For much of its duration, 'Relic' generates creepy, atmospheric dread by subtly ratcheting up the most sinister aspects of domestic living, from creepy cluttered closets (a la 'Rosemary's Baby') to the cozy messiness of an abundance of antique furniture. Thanks to some immaculate production design, the house is a metaphorical manifestation of the maze-like passages and disarray in Edna's mind. Under the lense of cinematographer Charlie Sarroff, the film is cloaked in shadows and dim light, and you can almost smell the musty air.

Erika James cast her three leads perfectly with Mortimer, Heathcote and Nevin, who have a rapport together that's uncannily real.

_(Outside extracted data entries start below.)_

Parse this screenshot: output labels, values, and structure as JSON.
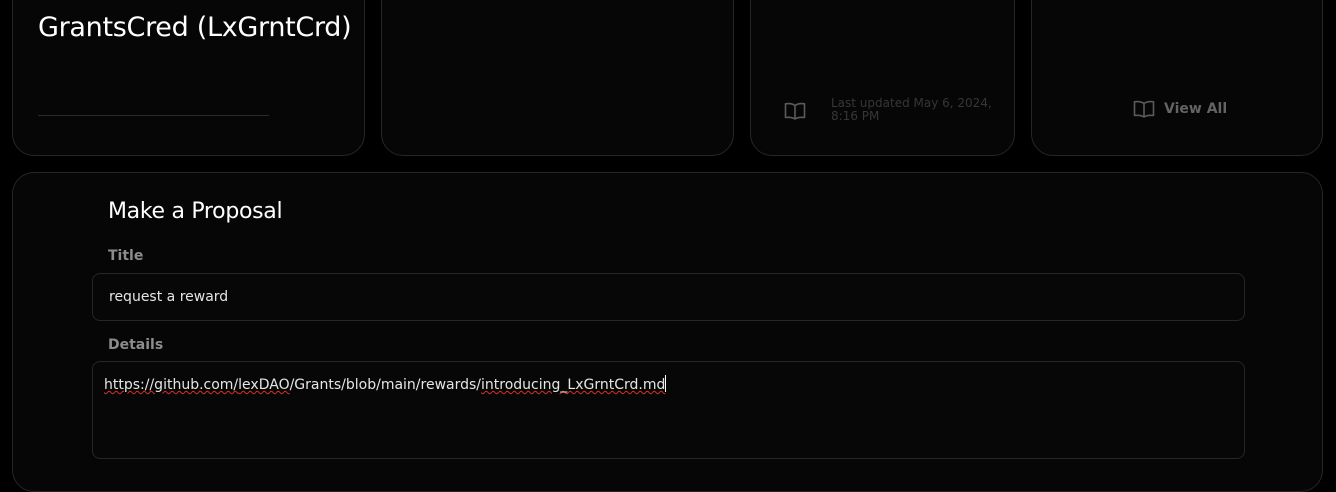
{
  "dao_card": {
    "name": "GrantsCred (LxGrntCrd)"
  },
  "docs_card": {
    "icon": "book-open-icon",
    "last_updated": "Last updated May 6, 2024, 8:16 PM"
  },
  "links_card": {
    "icon": "book-open-icon",
    "view_all_label": "View All"
  },
  "proposal_form": {
    "heading": "Make a Proposal",
    "title_label": "Title",
    "title_value": "request a reward",
    "details_label": "Details",
    "details_value": {
      "prefix": "https://github.com/",
      "word_1": "lexDAO",
      "middle": "/Grants/blob/main/rewards/",
      "word_2": "introducing_LxGrntCrd.md"
    }
  },
  "colors": {
    "background": "#000000",
    "card": "#060606",
    "border": "#262626",
    "muted_text": "#8c8c8c",
    "spellcheck": "#d93025"
  }
}
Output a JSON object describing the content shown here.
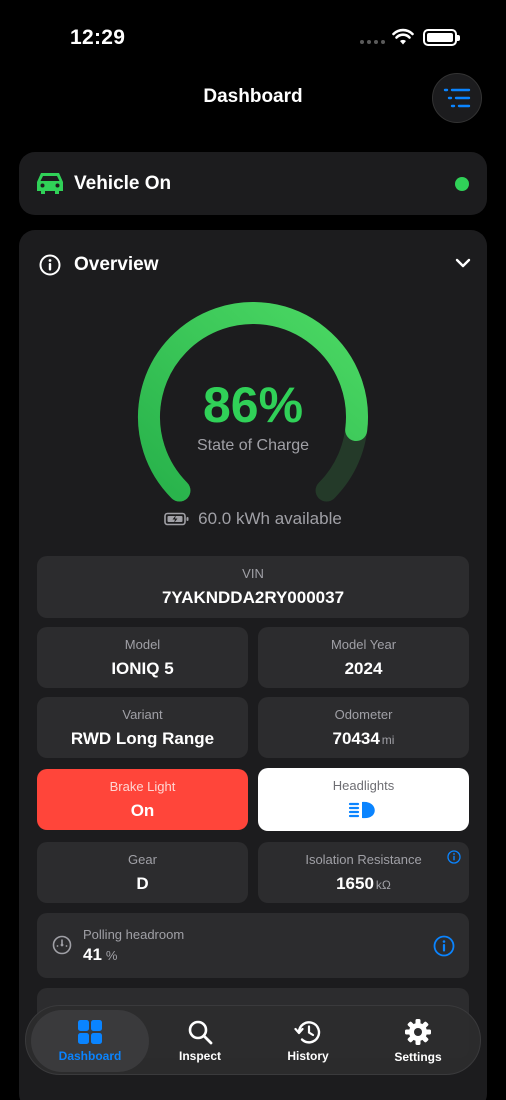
{
  "status": {
    "time": "12:29"
  },
  "header": {
    "title": "Dashboard",
    "menu_icon": "list-icon"
  },
  "vehicle": {
    "label": "Vehicle On",
    "status_color": "#30d158"
  },
  "overview": {
    "title": "Overview",
    "soc": {
      "value_text": "86%",
      "value": 86,
      "label": "State of Charge",
      "color": "#30d158"
    },
    "energy": "60.0 kWh available",
    "vin": {
      "label": "VIN",
      "value": "7YAKNDDA2RY000037"
    },
    "model": {
      "label": "Model",
      "value": "IONIQ 5"
    },
    "model_year": {
      "label": "Model Year",
      "value": "2024"
    },
    "variant": {
      "label": "Variant",
      "value": "RWD Long Range"
    },
    "odometer": {
      "label": "Odometer",
      "value": "70434",
      "unit": "mi"
    },
    "brake_light": {
      "label": "Brake Light",
      "value": "On",
      "color": "#ff453a"
    },
    "headlights": {
      "label": "Headlights",
      "icon": "headlight-icon"
    },
    "gear": {
      "label": "Gear",
      "value": "D"
    },
    "isolation": {
      "label": "Isolation Resistance",
      "value": "1650",
      "unit": "kΩ"
    },
    "polling": {
      "label": "Polling headroom",
      "value": "41",
      "unit": "%"
    }
  },
  "tabs": [
    {
      "label": "Dashboard",
      "icon": "grid-icon",
      "active": true
    },
    {
      "label": "Inspect",
      "icon": "magnifier-icon",
      "active": false
    },
    {
      "label": "History",
      "icon": "history-clock-icon",
      "active": false
    },
    {
      "label": "Settings",
      "icon": "gear-icon",
      "active": false
    }
  ],
  "colors": {
    "accent": "#0a84ff",
    "green": "#30d158",
    "red": "#ff453a",
    "card": "#1c1c1e",
    "tile": "#2c2c2e"
  }
}
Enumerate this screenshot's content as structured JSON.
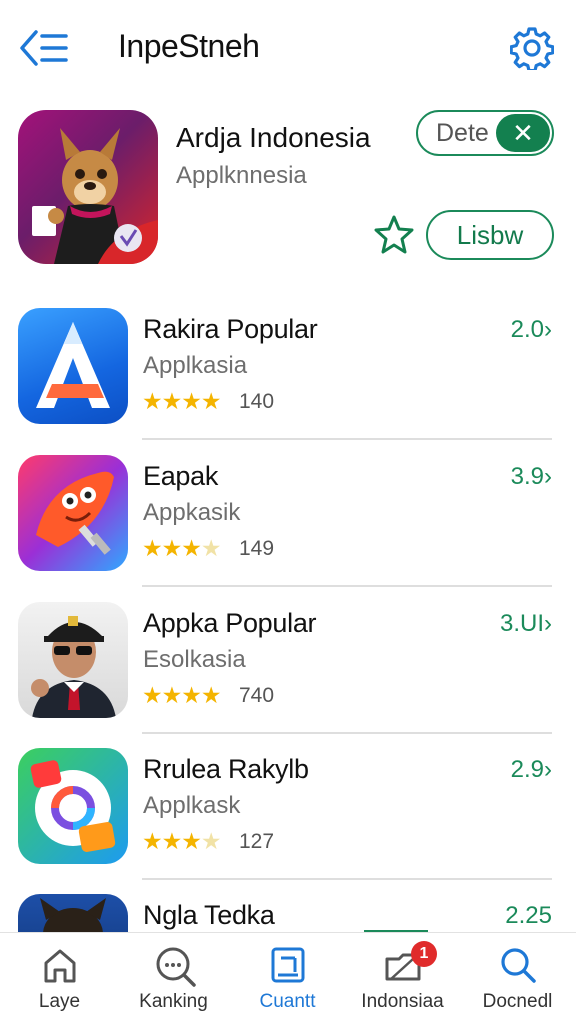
{
  "header": {
    "title": "InpeStneh",
    "back_icon": "back-menu-icon",
    "settings_icon": "gear-icon",
    "accent_color": "#1e78d6"
  },
  "featured": {
    "title": "Ardja Indonesia",
    "subtitle": "Applknnesia",
    "toggle_label": "Dete",
    "toggle_symbol": "✕",
    "list_button": "Lisbw",
    "favorite_icon": "star-outline-icon",
    "accent_color": "#13804f"
  },
  "apps": [
    {
      "name": "Rakira Popular",
      "subtitle": "Applkasia",
      "stars": "★★★★",
      "dim": "",
      "count": "140",
      "score": "2.0›"
    },
    {
      "name": "Eapak",
      "subtitle": "Appkasik",
      "stars": "★★★",
      "dim": "★",
      "count": "149",
      "score": "3.9›"
    },
    {
      "name": "Appka Popular",
      "subtitle": "Esolkasia",
      "stars": "★★★★",
      "dim": "",
      "count": "740",
      "score": "3.UI›"
    },
    {
      "name": "Rrulea Rakylb",
      "subtitle": "Applkask",
      "stars": "★★★",
      "dim": "★",
      "count": "127",
      "score": "2.9›"
    },
    {
      "name": "Ngla Tedka",
      "score": "2.25"
    }
  ],
  "bottom_nav": [
    {
      "label": "Laye",
      "icon": "home-icon"
    },
    {
      "label": "Kanking",
      "icon": "search-chat-icon"
    },
    {
      "label": "Cuantt",
      "icon": "tablet-icon"
    },
    {
      "label": "Indonsiaa",
      "icon": "folder-icon",
      "badge": "1"
    },
    {
      "label": "Docnedl",
      "icon": "search-icon"
    }
  ]
}
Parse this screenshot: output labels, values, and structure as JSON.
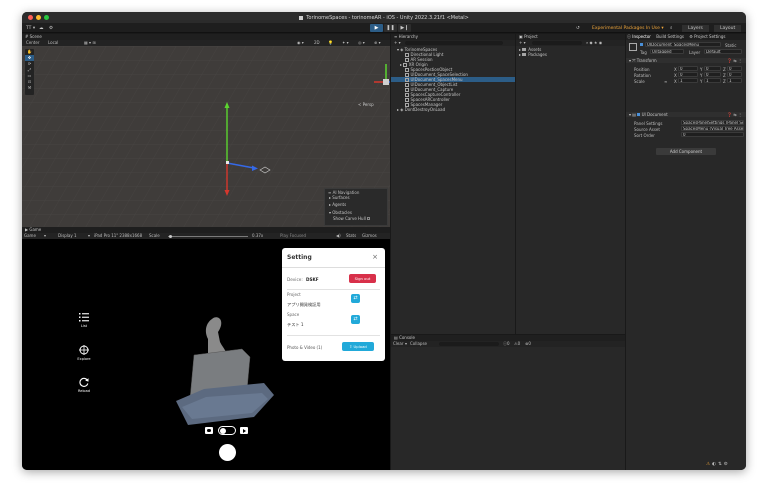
{
  "window": {
    "title": "TorinomeSpaces - torinomeAR - iOS - Unity 2022.3.21f1 <Metal>"
  },
  "toolbar": {
    "account": "TT ▾",
    "packages_notice": "Experimental Packages In Use ▾",
    "layers": "Layers",
    "layout": "Layout"
  },
  "scene": {
    "tab": "Scene",
    "pivot": "Center",
    "space": "Local",
    "persp_label": "< Persp",
    "overlay": {
      "title": "AI Navigation",
      "items": [
        "Surfaces",
        "Agents",
        "Obstacles"
      ],
      "checkbox": "Show Carve Hull"
    },
    "colors": {
      "grid_bg": "#403d3b",
      "axis_y": "#5bd52f",
      "axis_x": "#d6372d",
      "axis_z": "#3569e8"
    }
  },
  "game": {
    "tab": "Game",
    "mode": "Game",
    "display": "Display 1",
    "device": "iPad Pro 11\" 2388x1668",
    "scale_label": "Scale",
    "scale_value": "0.37x",
    "focused": "Play Focused",
    "stats": "Stats",
    "gizmos": "Gizmos",
    "side_buttons": [
      {
        "icon": "list-icon",
        "label": "List"
      },
      {
        "icon": "explore-icon",
        "label": "Explore"
      },
      {
        "icon": "reload-icon",
        "label": "Reload"
      }
    ]
  },
  "settings": {
    "title": "Setting",
    "device_label": "Device:",
    "device_value": "DSKF",
    "signout": "Sign out",
    "project_label": "Project",
    "project_value": "アプリ開発検証用",
    "space_label": "Space",
    "space_value": "テスト 1",
    "photo_label": "Photo & Video (1)",
    "upload": "Upload",
    "colors": {
      "signout": "#d8304a",
      "accent": "#21a9d9"
    }
  },
  "hierarchy": {
    "tab": "Hierarchy",
    "root": "TorinomeSpaces",
    "items": [
      "Directional Light",
      "AR Session",
      "XR Origin",
      "SpacesPostionObject",
      "UIDocument_SpaceSelection",
      "UIDocument_SpacesMenu",
      "UIDocument_ObjectList",
      "UIDocument_Capture",
      "SpacesCaptureController",
      "SpacesARController",
      "SpacesManager"
    ],
    "selected_index": 5,
    "dontdestroy": "DontDestroyOnLoad"
  },
  "project": {
    "tab": "Project",
    "folders": [
      "Assets",
      "Packages"
    ]
  },
  "console": {
    "tab": "Console",
    "clear": "Clear",
    "collapse": "Collapse",
    "counts": {
      "log": "0",
      "warn": "0",
      "error": "0"
    }
  },
  "inspector": {
    "tabs": [
      "Inspector",
      "Build Settings",
      "Project Settings"
    ],
    "object_name": "UIDocument_SpacesMenu",
    "static": "Static",
    "tag_label": "Tag",
    "tag_value": "Untagged",
    "layer_label": "Layer",
    "layer_value": "Default",
    "transform": {
      "header": "Transform",
      "rows": [
        {
          "label": "Position",
          "x": "0",
          "y": "0",
          "z": "0"
        },
        {
          "label": "Rotation",
          "x": "0",
          "y": "0",
          "z": "0"
        },
        {
          "label": "Scale",
          "x": "1",
          "y": "1",
          "z": "1"
        }
      ]
    },
    "uidocument": {
      "header": "UI Document",
      "rows": [
        {
          "label": "Panel Settings",
          "value": "SpacesPanelSettings (Panel Settin"
        },
        {
          "label": "Source Asset",
          "value": "SpacesMenu (Visual Tree Asset)"
        },
        {
          "label": "Sort Order",
          "value": "0"
        }
      ]
    },
    "add_component": "Add Component"
  }
}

Erika James has cited Juan Antonio Bayona's gothic 'The Orphanage' and a slew of Japanese horror films as influences. For me, the film that 'Relic' recalls most strongly is Hideo Nakata's 'Dark Water', another cerebral, atmospheric horror movie that looks at the terror and isolation of being a single parent largely without resources in a frightening location devoid of comfort and security - the highlight of the movie is the mother/daughter relationship and the hardship they have to overcome, while the paranormal stuff kind of gets second place. Like 'Dark Water', Erika James' film never really relies on any form of jump scares or gore to scare the viewer. The tension steadily grows, like a water stain spreading on a wall, enhanced by the presence of likeable characters who make you care for them. Like Nakata's film, 'Relic' is also surprisingly touching and builds up to an emotional gut-punch.

'Relic' isn't just an impressively eerie horror movie debut from a first-time director, it's a test of devotion and love that lurks in the unforeseen distance for parents and their children.